Molecular and biochemical characterization of urease and survival of Yersinia enterocolitica biovar 1A in acidic pH in vitro.

Background: Yersinia enterocolitica, an important food- and water-borne enteric pathogen is represented by six biovars viz. 1A, 1B, 2, 3, 4 and 5. Despite the lack of recognized virulence determinants, some biovar 1A strains have been reported to produce disease symptoms resembling that produced by known pathogenic biovars (1B, 2-5). It is therefore imperative to identify determinants that might contribute to the pathogenicity of Y. enterocolitica biovar 1A strains. Y. enterocolitica invariably produces urease and the role of this enzyme in the virulence of biovar 1B and biovar 4 strains has been reported recently. The objective of this work was to study genetic organization of the urease (ure) gene complex of Y. enterocolitica biovar 1A, biochemical characterization of the urease, and the survival of these strains under acidic conditions in vitro.

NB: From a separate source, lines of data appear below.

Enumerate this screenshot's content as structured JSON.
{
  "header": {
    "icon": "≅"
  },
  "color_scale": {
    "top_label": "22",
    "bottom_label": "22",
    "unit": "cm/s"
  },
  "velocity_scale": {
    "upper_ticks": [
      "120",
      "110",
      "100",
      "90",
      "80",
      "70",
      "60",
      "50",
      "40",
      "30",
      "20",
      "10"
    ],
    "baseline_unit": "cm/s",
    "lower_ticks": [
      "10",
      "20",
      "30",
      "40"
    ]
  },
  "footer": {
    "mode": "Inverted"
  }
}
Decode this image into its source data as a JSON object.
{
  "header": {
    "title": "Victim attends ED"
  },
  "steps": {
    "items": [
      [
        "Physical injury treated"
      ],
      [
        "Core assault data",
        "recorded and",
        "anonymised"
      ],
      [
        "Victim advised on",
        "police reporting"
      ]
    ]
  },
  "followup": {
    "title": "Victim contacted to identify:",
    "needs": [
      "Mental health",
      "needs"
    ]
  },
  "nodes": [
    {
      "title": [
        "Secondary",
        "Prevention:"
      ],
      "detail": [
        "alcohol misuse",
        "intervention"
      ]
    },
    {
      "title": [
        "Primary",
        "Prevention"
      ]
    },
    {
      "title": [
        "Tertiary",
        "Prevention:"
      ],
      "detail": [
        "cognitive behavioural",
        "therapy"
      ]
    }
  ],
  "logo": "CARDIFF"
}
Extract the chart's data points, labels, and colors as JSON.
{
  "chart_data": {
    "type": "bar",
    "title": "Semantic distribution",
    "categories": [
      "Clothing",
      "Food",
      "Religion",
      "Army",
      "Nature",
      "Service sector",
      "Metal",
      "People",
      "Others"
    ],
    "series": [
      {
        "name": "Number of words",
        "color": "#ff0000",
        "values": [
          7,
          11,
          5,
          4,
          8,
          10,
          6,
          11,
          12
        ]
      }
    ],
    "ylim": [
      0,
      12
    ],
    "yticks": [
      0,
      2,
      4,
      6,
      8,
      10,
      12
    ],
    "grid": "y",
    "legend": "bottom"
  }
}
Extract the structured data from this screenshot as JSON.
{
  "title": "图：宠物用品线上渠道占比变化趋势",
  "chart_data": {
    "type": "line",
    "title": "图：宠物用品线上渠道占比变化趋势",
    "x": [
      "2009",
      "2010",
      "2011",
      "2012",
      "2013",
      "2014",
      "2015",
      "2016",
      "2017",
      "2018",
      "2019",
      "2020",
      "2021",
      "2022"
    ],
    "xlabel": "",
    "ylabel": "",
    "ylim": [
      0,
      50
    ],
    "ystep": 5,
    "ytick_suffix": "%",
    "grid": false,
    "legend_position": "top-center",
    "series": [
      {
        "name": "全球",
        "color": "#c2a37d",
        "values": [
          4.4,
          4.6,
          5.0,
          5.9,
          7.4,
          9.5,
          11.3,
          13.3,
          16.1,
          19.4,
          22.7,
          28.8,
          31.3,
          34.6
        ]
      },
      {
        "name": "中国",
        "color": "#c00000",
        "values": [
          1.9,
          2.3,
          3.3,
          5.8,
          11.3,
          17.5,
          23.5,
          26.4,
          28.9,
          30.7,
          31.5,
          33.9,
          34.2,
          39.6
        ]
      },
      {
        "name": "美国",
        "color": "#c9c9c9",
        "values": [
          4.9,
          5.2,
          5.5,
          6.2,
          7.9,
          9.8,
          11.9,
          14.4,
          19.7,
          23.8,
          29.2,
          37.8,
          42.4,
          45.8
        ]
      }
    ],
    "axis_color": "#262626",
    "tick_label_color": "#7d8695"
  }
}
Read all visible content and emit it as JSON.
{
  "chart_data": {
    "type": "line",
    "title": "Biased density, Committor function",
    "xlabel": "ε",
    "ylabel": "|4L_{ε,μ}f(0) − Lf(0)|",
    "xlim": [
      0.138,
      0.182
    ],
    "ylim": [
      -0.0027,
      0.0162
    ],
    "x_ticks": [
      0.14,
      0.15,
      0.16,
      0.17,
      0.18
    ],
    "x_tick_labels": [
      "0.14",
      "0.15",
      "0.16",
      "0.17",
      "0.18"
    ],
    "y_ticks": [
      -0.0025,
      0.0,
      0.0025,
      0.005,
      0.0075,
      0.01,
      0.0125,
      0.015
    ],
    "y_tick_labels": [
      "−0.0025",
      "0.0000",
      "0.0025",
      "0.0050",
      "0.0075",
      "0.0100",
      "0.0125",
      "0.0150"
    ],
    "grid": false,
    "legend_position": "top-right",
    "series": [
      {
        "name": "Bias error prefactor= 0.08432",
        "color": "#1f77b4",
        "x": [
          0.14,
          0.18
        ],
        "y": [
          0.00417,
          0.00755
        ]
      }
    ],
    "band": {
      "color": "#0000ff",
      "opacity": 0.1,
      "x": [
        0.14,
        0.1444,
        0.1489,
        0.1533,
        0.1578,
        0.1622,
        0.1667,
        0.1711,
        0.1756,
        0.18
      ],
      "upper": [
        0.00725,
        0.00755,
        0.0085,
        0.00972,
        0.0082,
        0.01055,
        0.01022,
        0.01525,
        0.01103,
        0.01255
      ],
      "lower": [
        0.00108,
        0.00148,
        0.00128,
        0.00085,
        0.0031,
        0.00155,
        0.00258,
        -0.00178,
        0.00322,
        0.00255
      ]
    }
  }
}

Results: The ure gene complex (ureABCEFGD) of Y. enterocolitica biovar 1A included three structural and four accessory genes, which were contiguous and was flanked by a urea transport (yut) gene on the 3' side. Differences were identified in ure gene complex of biovar 1A strain compared to biovar 1B and 4 strains. This included a smaller ureB gene and larger intergenic regions between the structural genes. The crude urease preparation exhibited optimal pH and temperature of 5.5 and 65 degrees C respectively, and Michaelis-Menten kinetics with a Km of 1.7 +/- 0.4 mM urea and Vmax of 7.29 +/- 0.42 micromol of ammonia released/min/mg protein. The urease activity was dependent on growth temperature and growth phase of Y. enterocolitica biovar 1A, and the presence of nickel in the medium. The molecular mass of the enzyme was > 545 kDa and an isoelectric point of 5.2. The number of viable Y. enterocolitica biovar 1A decreased significantly when incubated at pH 2.5 for 2 h. However, no such decrease was observed at this pH in the presence of urea.

Conclusions: The ure gene cluster of biovar 1A strains though similar to biovar 1B and 4 strains, exhibited important differences. The study also showed the ability of biovar 1A strains of Y. enterocolitica to survive at highly acidic pH in vitro in the presence of urea.